Devon turun dari motor dengan perlaha.. "Makasih, Yasa," katanya, suaranya terdengar bergetar.

"Sama-sama," Yasa mengangguk sambil menatap temannya itu dengan penuh kekhawatiran. "Lo yakin gapapa kalo gua tinggal? Aman gak lo nanti sendirian di sini?"

Devon menggeleng pelan. Pandangannya tertunduk, matanya menatap kosong ke arah sepatu yang dia kenakan. "Gatau mau kemana," cicitnya, suaranya serak oleh kegelisahan yang coba dia sembunyikan. "Mau ketemu Arson..."

Yasa mengangguk, tapi bagaimanapun ini adalah markas musuh. Yasa merasa Devon seperti menyerahkan nyawanya dengan datang kesini, tapi dia juga mengerti perasaan bingung yang Devon rasakan.

Secara naluri, tangan Yasa bergerak mengelus lembut pucuk kepala Devon. "Lo hati-hati ya. Maafin omongan Noval tadi... Dia gak bermaksud mau jauhin lo. Dia cuman khawatir, makanya dia sampe marah begitu," katanya dengan nada penuh perhatian. Tangannya kemudian merapikan poni Devon yang menutupi matanya.

Devon tidak menjawab perkataan Yasa, dia hanya terdiam dengan tatapan yang tampak semakin jauh. Perkataan Noval tadi masih bergema di kepalanya. "E-emangnya bener... Arson jahat?" tanyanya, suaranya hampir tenggelam dalam gumaman, tapi cukup jelas untuk membuat Yasa merasa terpojok.

Yasa tercekat dengan pertanyaan itu, tapi dia tetap memaksakan sebuah senyuman di wajahnya. "Udah, gausah dipikirin. Dah sana masuk cari Arson. Gua tungguin lima menit di sini, kalo ada apa-apa langsung keluar aja ya!" katanya.

Devon mengangguk, kemudian berjalan pelan menjauhi Yasa. Sesekali, Devon menoleh ke belakang, memastikan bahwa Yasa masih berada di sana, memberikan sedikit rasa aman di tengah ragu yang semakin kuat menghantuinya.

Yasa pada posisinya duduk di atas motor, memberikan isyarat dengan tangannya agar Devon terus melangkah.

"Devon?" Suara itu membuat Devon tersentak. Dia menoleh dengan cepat, melihat di hadapannya, berdiri salah satu anggota Sinister yang Devon ketahui namanya Sultan.

"Devon ketua Alter? Ngapain kesini?" Seseorang di samping Sultan bertanya. Devon tidak mengenali yang satu ini, tapi cowok itu berdiri selangkah di depan Sultan dengan gestur melindungi. "Lo kesini sendiri? Nyari mati banget, nyet" dengusnya mengejek.

Noval yang dari kejauhan melihat itu sudah turun dari motornya, bersiap menghampiri, tapi dia berhenti ketika Sultan justru memukul kepala orang yang tadi biacara. "Rian bacot! Geser dulu kenapa sih! Gua mau ngomong sama Devon ish!" gerutunya.

"Sakit anjing!" Rian mengeluh sambil mengusap kepalanya yang kena pukul.

"Ya mampus," jawab Sultan singkat, lalu kembali menatap Devon dengan serius. "Mau ngapain kesini? Ada perlu kah sama bang Fatah?"

Devon yang ditanyai begitu semakin gugup. Dengan gerakan kaku, dia menggeleng. "A-Arsonnya ada?" cicitnya dengan kepala menunduk. Memainkan jemarinya.

"Hah? Siapa? Suara lu kecil banget anjir, coba diulang!" kata Sultan dengan nada tidak sabaran.

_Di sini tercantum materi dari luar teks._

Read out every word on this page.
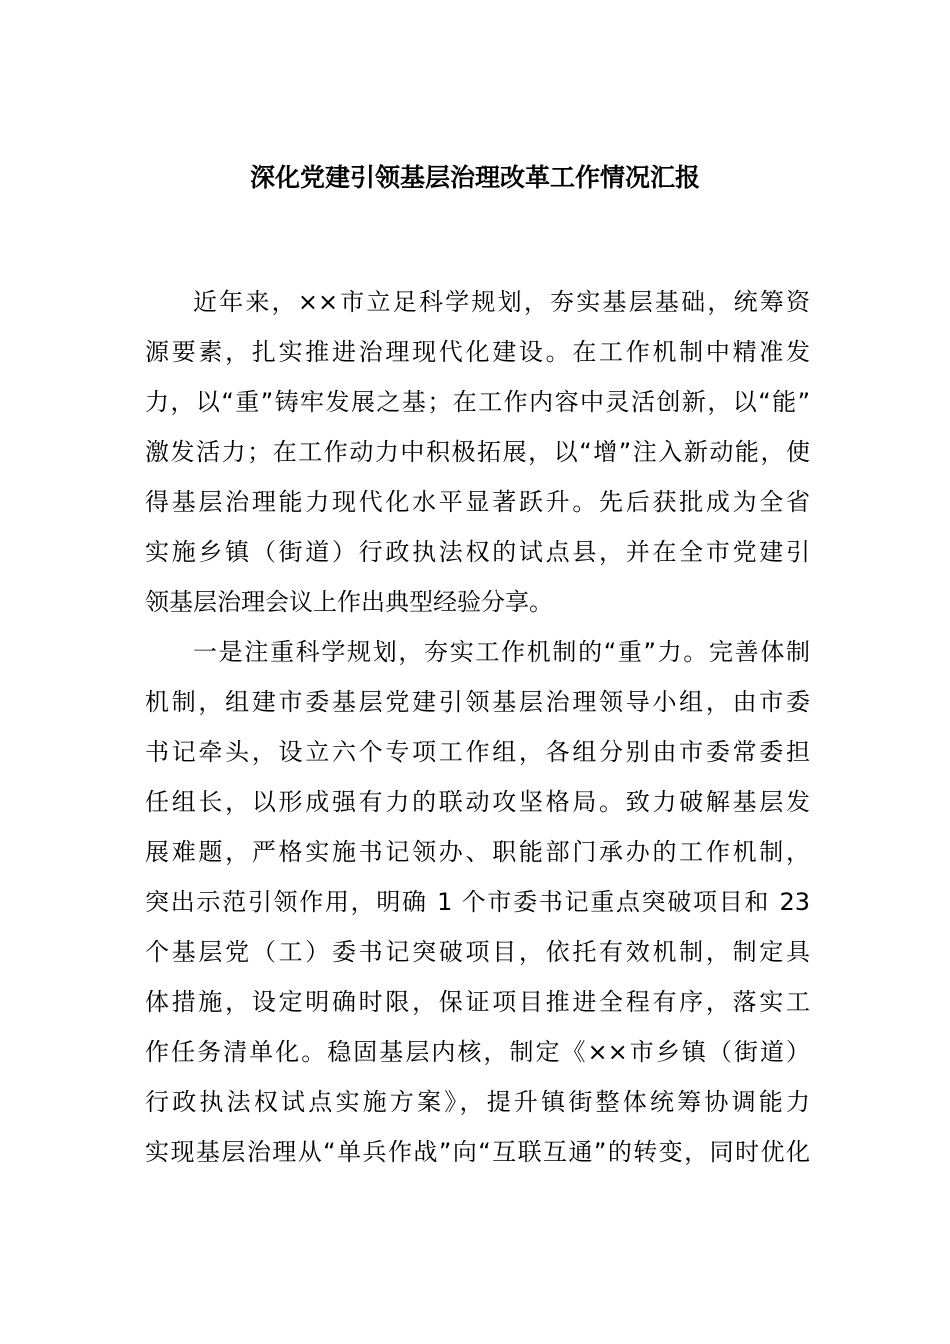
深化党建引领基层治理改革工作情况汇报
近年来，××市立足科学规划，夯实基层基础，统筹资
源要素，扎实推进治理现代化建设。在工作机制中精准发
力，以“重”铸牢发展之基；在工作内容中灵活创新，以“能”
激发活力；在工作动力中积极拓展，以“增”注入新动能，使
得基层治理能力现代化水平显著跃升。先后获批成为全省
实施乡镇（街道）行政执法权的试点县，并在全市党建引
领基层治理会议上作出典型经验分享。
一是注重科学规划，夯实工作机制的“重”力。完善体制
机制，组建市委基层党建引领基层治理领导小组，由市委
书记牵头，设立六个专项工作组，各组分别由市委常委担
任组长，以形成强有力的联动攻坚格局。致力破解基层发
展难题，严格实施书记领办、职能部门承办的工作机制，
突出示范引领作用，明确 1 个市委书记重点突破项目和 23
个基层党（工）委书记突破项目，依托有效机制，制定具
体措施，设定明确时限，保证项目推进全程有序，落实工
作任务清单化。稳固基层内核，制定《××市乡镇（街道）
行政执法权试点实施方案》，提升镇街整体统筹协调能力
实现基层治理从“单兵作战”向“互联互通”的转变，同时优化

"Arson, goblok! Dia nyari Arson. Budek amat kuping lu" sahut Rian dengan nada meledek sarkas.

"Ya namanya gak denger. Komen aja sih lu," balas Sultan dengan nada tak kalah sinis. Dia kembali fokus pada Devon, tampaknya memilih untuk mengabaikan kehadiaran sosok Rian disebelahnya. "Emm... gua gak tau sih ada Arson apa enggak di dalem, soalnya gua kan juga baru dateng nih, tapi coba deh gua liat dulu. Bentar ya!"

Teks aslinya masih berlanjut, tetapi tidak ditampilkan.